Science Circle Lecture: Combating the challenge of biotic and abiotic stress in food crops by genomics based breeding

© DWIH New Delhi

DWIH New Delhi along with the Embassy of the Federal Republic of Germany  in New Delhi, organised a Science Circle Lecture with Prof. Dr. Frank Ordon, President of the Julius Kühn-Institute (JKI), Quedlinburg, Germany.

Venue: Embassy of the Federal Republic of Germany, Shantipath, Chanakyapuri, New Delhi, 110021

We are facing many challenges against the background of climate change and in general agriculture has to become more sustainable. This means for the future, that we have to produce food and feed by less water and by applying less fertilizers and plant protection products, but simultaneously have to increase or at least maintain yields. To achieve this, we need crops, which are more resource efficient with respect to water and fertilizers and are more resistant to pests and diseases as well as to abiotic stress. In this respect, breeding is most important. At the end, plants can only develop those traits in the field - interacting with the environment and the respective management - which are genetically fixed in seeds. So seeds are at the very beginning of the production chain and therefore plant breeding is of prime importance for adapting agriculture to future climate scenarios and to improve sustainability. In this respect one should keep in mind that research to implement machine learning in the selection processes during plant breeding has just started. We now have very big genotypic and phenotypic data sets available. So the implementation of AI in plant breeding may be a next step.
Prof. Dr. Frank Ordon, President, Julius Kühn-Institute (JKI) Germany

Link to the interview with Prof. Dr. Frank Ordon

Read the complete interview with Prof. Dr. Frank Ordon here.

Event Information

November 14, 2019, 5:00 PM to 7:30 PM

New Delhi
Organizer(s): DWIH New Delhi, German Embassy New Delhi


In 2050 about ten billion people have to be fed in the background of climate change. In this respect wheat and barley are of special importance. However, both are hit by many pathogens causing severe yield losses and both suffer from increasing drought, worldwide. Therefore, in order to ensure a sufficient cereal production, improving resistance to biotic and abiotic stress by breeding is of prime importance. In this respect, genetic resources are a valuable treasure trove to cope with these challenges. For using the genetic diversity present in gene banks, it is of prime importance (i) to screen genetic resources for traits of interest, (ii) develop molecular markers for these traits and (iii) use these for an enhanced introgression into adapted cultivars. Today molecular tools are available facilitating an efficient use of these genetic resources in breeding. While in the past marker development was time consuming and laborious, today genomic resources like the Infinium iSelect genotyping bead chips, genotyping by sequencing (GBS) and the availability of reference sequences in barley and wheat facilitate efficient marker development for major genes and quantitative trait loci (QTL) and pave the way for enhanced gene isolation. The isolation of genes involved in these traits will transfer breeding to the allele level and will facilitate the sequenced based identification of novel alleles in large gene bank collections and their directed use in plant breeding as well as site directed mutagenesis. Examples of using these genomic tools to improve resistance to fungal and viral pathogens as well as to insects and for improving drought stress tolerance in wheat and barley are given.


Prof. Dr. Frank Ordon

President, Julius Kühn-Institute (JKI)
Quedlinburg, Germany

Prof. Dr. Frank Ordon is president of the JKI and honorary professor for “Molecular resistance breeding” at the Martin-Luther-University, Halle-Wittenberg, Germany. He studied agricultural science at the Justus Liebig University in Giessen, Germany, where he also got his PhD and state doctorate (Dr. habil.).

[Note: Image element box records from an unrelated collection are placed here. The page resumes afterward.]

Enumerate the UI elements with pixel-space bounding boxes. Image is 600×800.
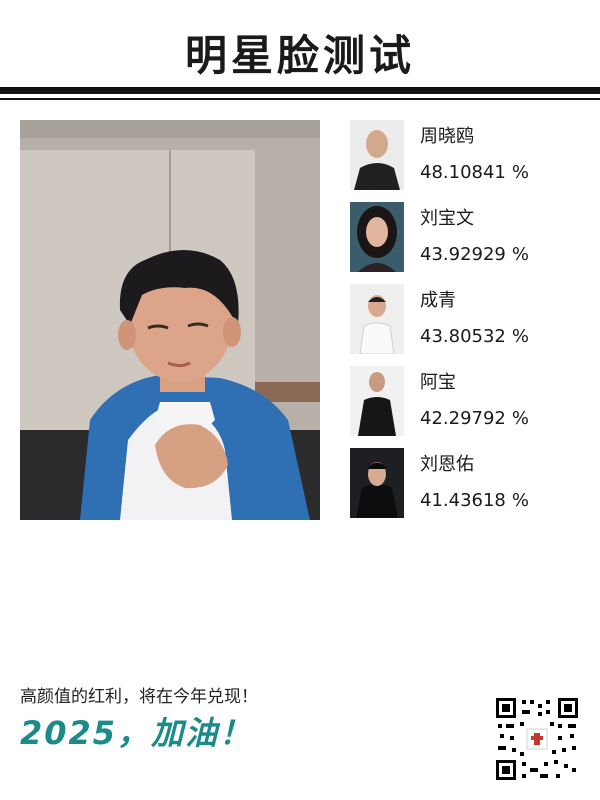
celebrity-portrait-icon — [350, 120, 404, 190]
cheer-text: 2025，加油！ — [20, 714, 254, 752]
match-name: 阿宝 — [420, 372, 456, 393]
celebrity-portrait-icon — [350, 448, 404, 518]
qr-code-icon[interactable] — [494, 696, 580, 782]
match-score: 48.10841% — [420, 162, 529, 183]
match-item: 刘恩佑 41.43618% — [350, 448, 590, 530]
celebrity-match-list: 周晓鸥 48.10841% 刘宝文 43.92929% 成青 43.80532% — [350, 120, 590, 530]
match-name: 刘恩佑 — [420, 454, 474, 475]
page-title: 明星脸测试 — [184, 31, 415, 80]
match-item: 阿宝 42.29792% — [350, 366, 590, 448]
match-item: 周晓鸥 48.10841% — [350, 120, 590, 202]
celebrity-portrait-icon — [350, 284, 404, 354]
match-name: 周晓鸥 — [420, 126, 474, 147]
match-score: 41.43618% — [420, 490, 529, 511]
match-score: 43.92929% — [420, 244, 529, 265]
user-photo — [20, 120, 320, 520]
match-item: 成青 43.80532% — [350, 284, 590, 366]
match-score: 43.80532% — [420, 326, 529, 347]
slogan-text: 高颜值的红利，将在今年兑现！ — [20, 687, 258, 707]
match-item: 刘宝文 43.92929% — [350, 202, 590, 284]
match-score: 42.29792% — [420, 408, 529, 429]
celebrity-portrait-icon — [350, 202, 404, 272]
match-name: 成青 — [420, 290, 456, 311]
title-divider-thin — [0, 98, 600, 100]
title-divider-thick — [0, 87, 600, 94]
celebrity-portrait-icon — [350, 366, 404, 436]
match-name: 刘宝文 — [420, 208, 474, 229]
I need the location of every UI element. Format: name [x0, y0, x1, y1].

He has a background in molecular plant breeding with a focus on estimation and exploitation of genetic diversity in several crop species. His primary contributions include development of molecular markers for resistance genes to fungal and viral pathogens up to gene isolation. In addition, he has been working on the identification of QTL (Quantitative Trait Locus) and genes for resistance/tolerance to abiotic stress, e.g. drought, frost.

He has been serving as Chair of the scientific board of the German Society for Plant Innovation (GFPi) since 2016 and of the Research Committee of the International Wheat Initiative since 2014. He is the editor in chief of “Plant Breeding” and is a member of several editorial boards including “Theoretical and Applied Genetics” and the “Journal of Plant Diseases and Protection,” among others. He also has more than 140 peer reviewed papers to his credit.